移住は人生の大きな転機だ。特に、家族を持つ私にとって、移住先での資産形成と仕事の安定は、その後の生活の質を大きく左右する。今回は、松本市と山口市、それぞれの都市が持つ特性をデータに基づき冷静に比較し、移住を検討する上での判断材料を提供する。
お金の面で比べると
月々の投資余力は、山口市が8.7万円、松本市が7.5万円というデータがある。この差は月々1.2万円、年間で14.4万円となる。東京から岡山へIターンし、NISAを始めた私から見れば、この1.2万円の差は将来の資産形成に直結する重要なポイントだ。長期的に見れば、この差はさらに拡大する。
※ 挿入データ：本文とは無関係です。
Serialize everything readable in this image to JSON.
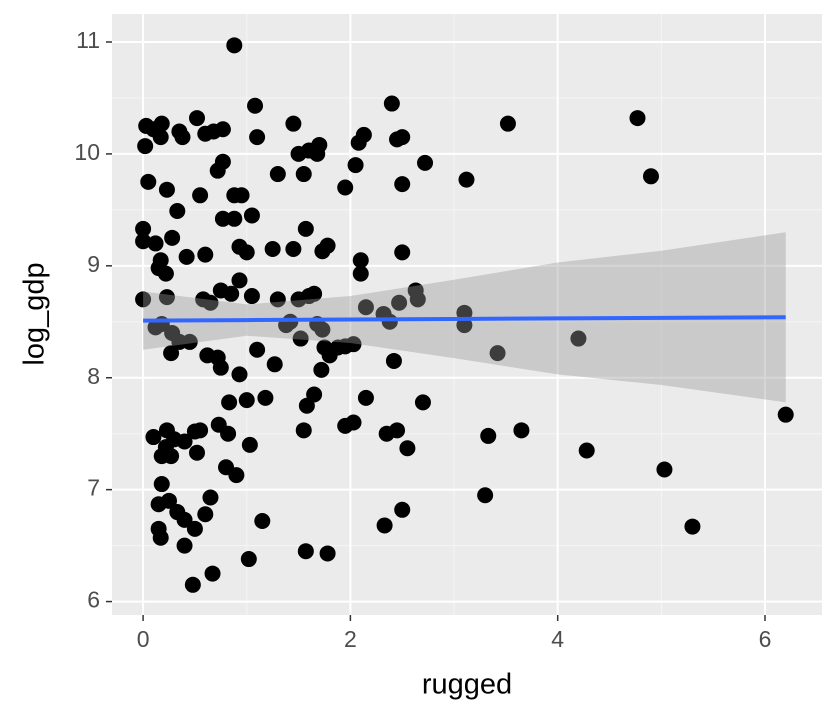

家賃についても、山口市の1LDKが4.8万円であるのに対し、松本市は5.5万円と、山口市の方が7千円低い。この家賃の差は、日々の生活費に直接的な影響を与える。住居費は生活費の大部分を占めるため、この7千円の差は家計にとって無視できない。経済的な効率や資産形成の可能性を重視するならば、山口市に明確な軍配が上がる。
仕事・暮らしやすさで比べると
求人倍率は、山口市が1.58倍、松本市が1.52倍だ。この数値は、わずかながら山口市の方が仕事を見つけやすい環境にあることを示している。移住後のキャリアを考える上で、求人の選択肢が多いことは大きなメリットとなる。特に、新たな土地での再スタートにおいては、仕事の安定が生活の基盤を築く上で不可欠だ。
暮らしやすさに関しては、両市ともに地方都市としての独自の魅力がある。松本市は北アルプスを望む自然豊かな環境と、歴史ある城下町の文化的な側面が特徴だ。一方で、山口市は県庁所在地としての行政機能が充実しており、生活インフラの安定感がある。3児の父として、子育て環境や教育機関の選択肢は重要な判断基準となるが、両市ともに一定の都市機能は備えている。都市の雰囲気や求めるライフスタイルによって評価は分かれるが、データが示す仕事の機会においては山口市が有利な状況だ。
田村の結論
資産形成を最優先し、経済的な合理性を追求する移住者には山口市が適している。豊かな自然環境と都市機能をバランス良く享受したいと考えるならば、松本市が選択肢となる。